In the electric power steering apparatus having the well-known functions of the automatic steering mode (the parking support mode) and the manual steering mode, back parking and parallel parking are hitherto performed automatically by controlling an actuator (a motor) based on the relation between a vehicle moving distance and a steering angle stored beforehand.
Thus the conventional electric power steering apparatus stops the automatic steering control when a driver steers a steering wheel in the automatic steering mode and the steering torque is judged to exceed a predetermined value set beforehand. However, when performing the judgment only by comparing the output of the torque sensor with the predetermined value, there is a problem that the output of the torque sensor exceeds the predetermined value temporarily because of a noise of the torque sensor or an inertial torque of the steering wheel appearing in the case of a tire stepping on a pebble or automatic steering by the motor, and each time the automatic steering control is made stopped. When the predetermined value is set to high in order to avoid such an inconvenience, not only does the interaction between the automatic steering mode and the manual steering mode give uncomfortable feeling to the driver, but also there is a possibility that the automatic steering control is not immediately stopped even if the driver steers the steering wheel in the automatic steering control.

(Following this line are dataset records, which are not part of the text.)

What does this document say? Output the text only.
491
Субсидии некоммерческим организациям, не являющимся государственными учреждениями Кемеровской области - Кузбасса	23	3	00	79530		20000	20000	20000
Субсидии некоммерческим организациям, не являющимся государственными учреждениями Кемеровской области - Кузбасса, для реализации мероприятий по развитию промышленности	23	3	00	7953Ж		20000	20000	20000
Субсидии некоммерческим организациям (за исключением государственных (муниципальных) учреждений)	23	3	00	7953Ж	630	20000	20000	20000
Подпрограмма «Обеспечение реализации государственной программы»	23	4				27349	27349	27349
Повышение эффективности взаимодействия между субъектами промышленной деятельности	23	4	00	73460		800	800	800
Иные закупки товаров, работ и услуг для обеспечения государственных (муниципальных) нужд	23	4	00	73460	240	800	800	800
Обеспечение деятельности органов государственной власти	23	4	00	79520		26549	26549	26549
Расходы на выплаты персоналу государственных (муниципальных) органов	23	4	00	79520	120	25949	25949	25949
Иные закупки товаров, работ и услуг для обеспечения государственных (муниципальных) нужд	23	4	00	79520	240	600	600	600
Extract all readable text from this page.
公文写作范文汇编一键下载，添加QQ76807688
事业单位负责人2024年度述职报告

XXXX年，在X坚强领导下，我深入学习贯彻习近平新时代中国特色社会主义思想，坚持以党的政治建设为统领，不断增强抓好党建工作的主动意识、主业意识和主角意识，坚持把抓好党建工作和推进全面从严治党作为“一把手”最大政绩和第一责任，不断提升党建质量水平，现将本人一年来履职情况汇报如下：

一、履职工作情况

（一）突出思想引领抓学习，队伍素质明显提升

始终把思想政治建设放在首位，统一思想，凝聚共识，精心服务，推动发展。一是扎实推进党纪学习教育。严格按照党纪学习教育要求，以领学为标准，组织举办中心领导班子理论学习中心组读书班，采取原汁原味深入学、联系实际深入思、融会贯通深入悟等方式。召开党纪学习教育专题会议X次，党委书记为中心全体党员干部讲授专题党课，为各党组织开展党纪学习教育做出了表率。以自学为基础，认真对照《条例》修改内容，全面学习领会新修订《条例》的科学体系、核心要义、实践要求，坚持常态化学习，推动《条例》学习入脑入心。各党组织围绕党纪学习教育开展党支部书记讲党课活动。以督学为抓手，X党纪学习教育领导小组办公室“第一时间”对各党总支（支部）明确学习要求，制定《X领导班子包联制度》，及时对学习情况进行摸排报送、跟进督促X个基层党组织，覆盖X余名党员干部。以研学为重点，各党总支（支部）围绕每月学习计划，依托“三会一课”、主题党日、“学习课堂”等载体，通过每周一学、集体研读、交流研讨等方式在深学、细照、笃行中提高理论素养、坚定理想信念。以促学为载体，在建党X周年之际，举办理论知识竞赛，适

As an automatic steering apparatus solving such a problem, for example, Japanese Patent No. 3845188 B2 (Patent Document 1) is proposed. The apparatus disclosed in Patent Document 1 sets plural kinds of the predetermined values and changes a predetermined time corresponding to each predetermined value in an automatic steering apparatus for a vehicle that comprises a moving locus setting means for storing or calculating vehicle moving locus to a target position, an actuator (a motor) for steering a wheel, a steering torque detecting means (a torque sensor) for detecting a steering torque that a driver applies to a steering wheel, and an actuator control means for controlling the actuator drive based on the moving locus set by the moving locus setting means and at the same time stopping an actuator control based on the moving locus when the steering torque over the predetermined value set beforehand is detected for more than the predetermined time.